Prostate cancer is costly for Californians, according to UCSF researchers

May 29, 2002

Prostate cancer, which largely afflicts older men, is costly for Californians, accounting for more than $180 million in direct health care costs in 1998 and an additional $180 million in lost productivity resulting from premature death. Costs are likely to increase as life expectancy increases, according to UCSF researchers.

"Because prostate cancer is costly and common, it is critical to identify cost-effective screening that will permit early detection," said Wendy Max, PhD, co-director of the UCSF Institute for Health & Aging and professor of health economics, in a study that appears in the June 1, 2002 issue of Cancer.

The researchers noted that California hospitalization costs account for almost three-fifths of the total direct costs, with Medicare and private health insurance sharing almost equally in paying for hospital care. The mean cost for a person hospitalized for prostate cancer was $6,939. In addition, prostate cancer adds an average of $3,388 in costs for a patient hospitalized for another reason, such as heart disease or respiratory illness.

Other costs included emergency department visits, outpatient visits, office-based provider visits, prescription medications, home health care, nursing home care, and losses of productivity for those who died prematurely.

This cancer in Californians follows national patterns, according to the investigators. Prostate cancer is the leading cause of cancer incidence among California men, accounting for 30.4 percent of all cancer cases. A steep increase in annual incidence rates occurred between 1988-1992 with the introduction of screening for prostate specific antigen (PSA), which permitted diagnosis at earlier stages. Deaths due to prostate cancer ranked second to lung cancer and account for 12.2 percent of all cancer deaths in the California, they said.

"Although the number of deaths and new incident cases has declined recently, prostate cancer remains the most common malignancy among white, black, Hispanic, Filipino, Japanese, Chinese, and Asian Indian males," said Max.

She explained that the single greatest risk factor for prostate cancer is age. Prostate cancer incidence is 80 times higher in males age 85 and older compared with men age 40-45 years. The death rate for prostate cancer is 17.7 per 100,000 men for all ages. For men 75-84 years, the death rate was 248 per 100,000 men. For men 85 and older, the death rate more than doubled to 591 per 100,000 men. Other risk factors include positive family history, black racial identity, animal fat consumption, and specific genetic variations.

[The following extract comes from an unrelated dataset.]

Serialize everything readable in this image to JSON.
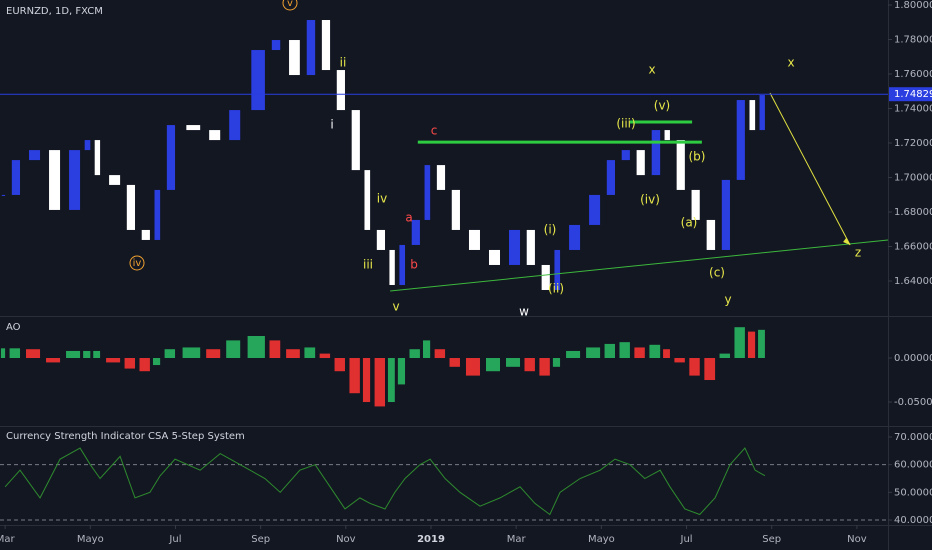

This study estimated both direct and indirect costs of prostate cancer in California for 1998. Researchers analyzed California specific hospitalization and mortality data. Direct costs were categorized according to the setting in which the cost was incurred. For example, if a patient received radiation treatment as an inpatient, then it was considered a hospitalization cost. If the treatment was received in an outpatient clinic, it was considered an outpatient cost. All hospital discharges with a primary or secondary diagnosis of prostate cancer were included in this study.

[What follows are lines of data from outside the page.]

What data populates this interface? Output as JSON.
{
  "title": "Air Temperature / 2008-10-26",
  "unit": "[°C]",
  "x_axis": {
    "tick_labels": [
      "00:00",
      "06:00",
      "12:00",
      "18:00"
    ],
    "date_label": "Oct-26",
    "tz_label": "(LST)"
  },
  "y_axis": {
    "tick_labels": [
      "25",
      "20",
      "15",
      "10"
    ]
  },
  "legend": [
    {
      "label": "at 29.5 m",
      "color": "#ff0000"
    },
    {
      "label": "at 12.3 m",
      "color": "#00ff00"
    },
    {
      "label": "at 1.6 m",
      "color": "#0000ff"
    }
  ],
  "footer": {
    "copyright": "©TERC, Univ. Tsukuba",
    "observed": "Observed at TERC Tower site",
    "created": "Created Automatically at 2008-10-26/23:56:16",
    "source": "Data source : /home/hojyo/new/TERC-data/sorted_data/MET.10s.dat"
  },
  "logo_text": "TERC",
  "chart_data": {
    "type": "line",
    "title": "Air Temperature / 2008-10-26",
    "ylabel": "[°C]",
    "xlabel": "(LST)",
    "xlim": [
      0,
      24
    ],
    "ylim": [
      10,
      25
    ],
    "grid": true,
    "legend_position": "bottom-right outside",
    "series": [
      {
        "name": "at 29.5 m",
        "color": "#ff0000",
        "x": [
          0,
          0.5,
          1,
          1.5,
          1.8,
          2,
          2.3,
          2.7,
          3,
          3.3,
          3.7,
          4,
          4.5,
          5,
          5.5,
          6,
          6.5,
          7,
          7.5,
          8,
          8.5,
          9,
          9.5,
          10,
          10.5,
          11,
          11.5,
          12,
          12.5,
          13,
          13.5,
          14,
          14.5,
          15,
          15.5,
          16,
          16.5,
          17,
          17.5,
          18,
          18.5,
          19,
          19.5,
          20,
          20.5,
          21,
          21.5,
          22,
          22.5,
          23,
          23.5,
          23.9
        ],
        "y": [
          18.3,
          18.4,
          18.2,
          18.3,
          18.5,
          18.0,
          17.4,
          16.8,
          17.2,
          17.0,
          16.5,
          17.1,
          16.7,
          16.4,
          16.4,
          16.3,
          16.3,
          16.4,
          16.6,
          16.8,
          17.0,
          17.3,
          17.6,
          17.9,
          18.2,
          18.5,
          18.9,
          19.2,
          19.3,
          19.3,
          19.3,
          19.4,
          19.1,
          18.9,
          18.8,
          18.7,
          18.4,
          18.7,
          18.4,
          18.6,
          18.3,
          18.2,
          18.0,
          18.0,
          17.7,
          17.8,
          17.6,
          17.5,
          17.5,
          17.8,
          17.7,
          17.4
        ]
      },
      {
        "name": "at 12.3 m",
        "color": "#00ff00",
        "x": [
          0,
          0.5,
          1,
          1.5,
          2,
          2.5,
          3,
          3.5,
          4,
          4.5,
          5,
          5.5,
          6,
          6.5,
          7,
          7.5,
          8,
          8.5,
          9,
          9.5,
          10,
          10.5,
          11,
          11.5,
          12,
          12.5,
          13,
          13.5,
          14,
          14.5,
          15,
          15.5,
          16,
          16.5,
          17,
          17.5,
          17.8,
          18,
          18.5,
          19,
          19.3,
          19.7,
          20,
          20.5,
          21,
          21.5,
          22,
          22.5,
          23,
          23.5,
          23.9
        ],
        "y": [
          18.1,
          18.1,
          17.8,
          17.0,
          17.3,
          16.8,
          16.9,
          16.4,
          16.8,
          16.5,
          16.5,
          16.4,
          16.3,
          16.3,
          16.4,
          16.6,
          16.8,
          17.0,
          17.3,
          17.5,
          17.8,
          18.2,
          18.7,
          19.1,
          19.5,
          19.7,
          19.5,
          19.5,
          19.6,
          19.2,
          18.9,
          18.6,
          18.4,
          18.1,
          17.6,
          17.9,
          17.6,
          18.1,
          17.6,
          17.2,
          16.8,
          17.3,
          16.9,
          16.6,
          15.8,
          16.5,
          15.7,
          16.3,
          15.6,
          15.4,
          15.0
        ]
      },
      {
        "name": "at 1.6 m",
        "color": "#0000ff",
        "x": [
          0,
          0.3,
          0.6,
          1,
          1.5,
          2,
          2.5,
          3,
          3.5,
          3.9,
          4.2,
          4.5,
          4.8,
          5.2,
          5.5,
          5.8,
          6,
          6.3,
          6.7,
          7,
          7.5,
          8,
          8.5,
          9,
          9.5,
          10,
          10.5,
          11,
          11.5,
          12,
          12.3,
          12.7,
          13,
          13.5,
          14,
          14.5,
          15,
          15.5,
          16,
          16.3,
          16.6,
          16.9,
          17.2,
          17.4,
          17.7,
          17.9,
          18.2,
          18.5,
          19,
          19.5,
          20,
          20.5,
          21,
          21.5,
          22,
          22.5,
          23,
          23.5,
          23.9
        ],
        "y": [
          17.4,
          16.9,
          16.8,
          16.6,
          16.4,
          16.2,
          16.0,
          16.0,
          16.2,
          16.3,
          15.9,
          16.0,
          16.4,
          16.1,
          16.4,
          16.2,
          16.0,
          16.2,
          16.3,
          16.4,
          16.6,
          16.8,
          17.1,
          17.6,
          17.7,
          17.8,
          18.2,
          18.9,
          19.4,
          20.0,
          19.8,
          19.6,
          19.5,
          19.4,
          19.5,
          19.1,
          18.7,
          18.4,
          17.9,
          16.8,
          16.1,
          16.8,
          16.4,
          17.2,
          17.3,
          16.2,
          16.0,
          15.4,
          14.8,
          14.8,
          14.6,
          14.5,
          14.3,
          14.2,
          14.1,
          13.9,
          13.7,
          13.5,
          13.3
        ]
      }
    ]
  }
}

Currently, there are conflicting recommendations regarding PSA testing among men without symptoms. The American Urological Association, Inc. and the American Cancer Society (ACS) propose annual PSA testing among asymptomatic men beginning at age 50. The US Preventive Services Task Force and the National Cancer Institute recommend against PSA testing among men with no symptoms.

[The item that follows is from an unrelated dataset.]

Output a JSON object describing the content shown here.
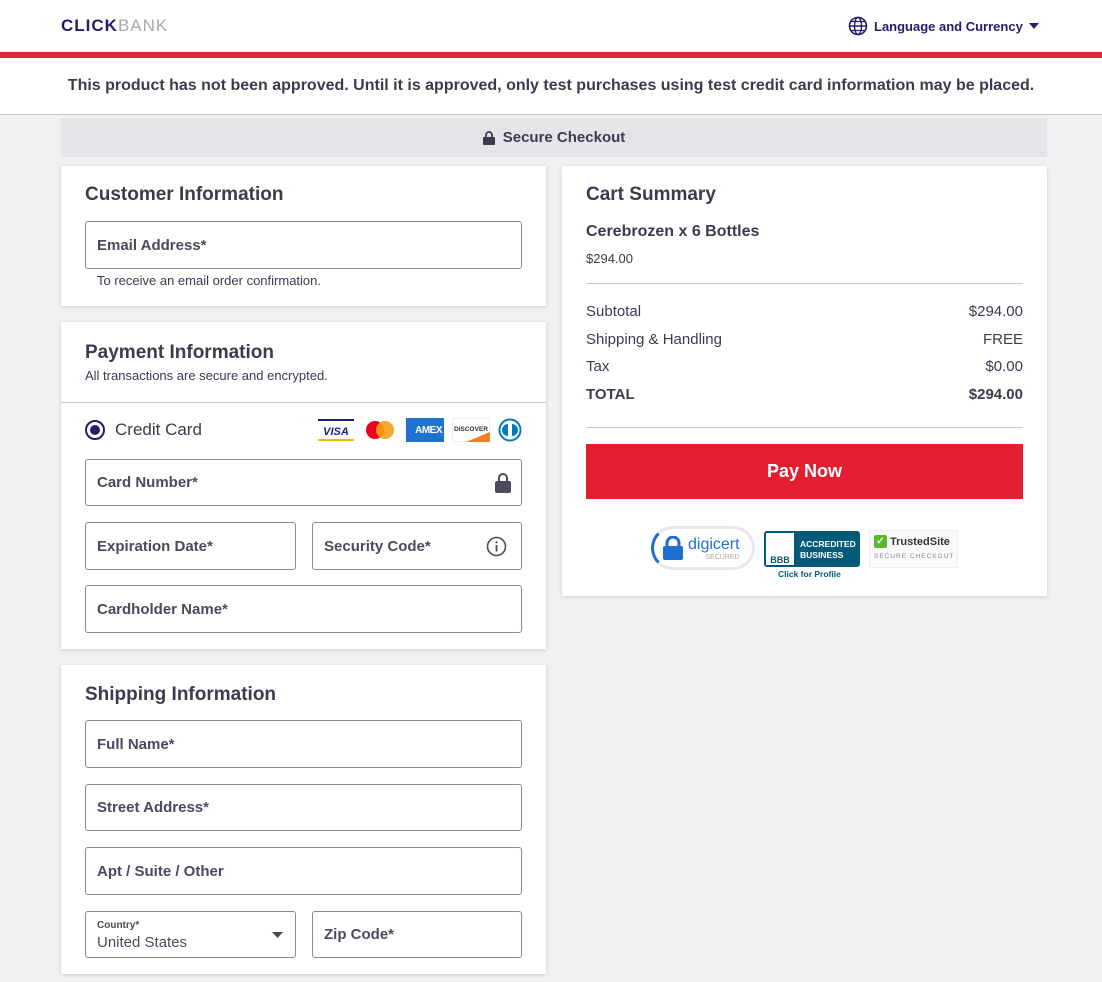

It has been estimated that the ACS recommendations would cost an estimated $12.7 billion each year and would have profound morbidity consequences and uncertain benefits regarding mortality, said the researchers. That is, many men would be diagnosed with prostate cancer, but many of these men would not die of the disease. Thus, it is necessary to determine who should be screened and when in order to design cost-effective screening protocols. Studies such as this one identify the costs of the disease and are necessary to perform such analyses.
Co-investigators on this study include: Dorothy P. Rice, Sc.D. (Hon.), professor emerita in the UCSF Institute for Health and Aging; Hai-Yen Sung, PhD, research specialist; in the UCSF Institute of Health and Aging; Martha Michel, MPH, UCSF graduate student in bioinformatics; Wendy Breuer, RN, clinical nurse specialist in the UCSF Institute for Health and Aging; and Xiulan Zhang, PhD, former researcher specialist in the UCSF Institute for Health and Aging. This research was funded by state of California Department of Health Services, Cancer Research Program.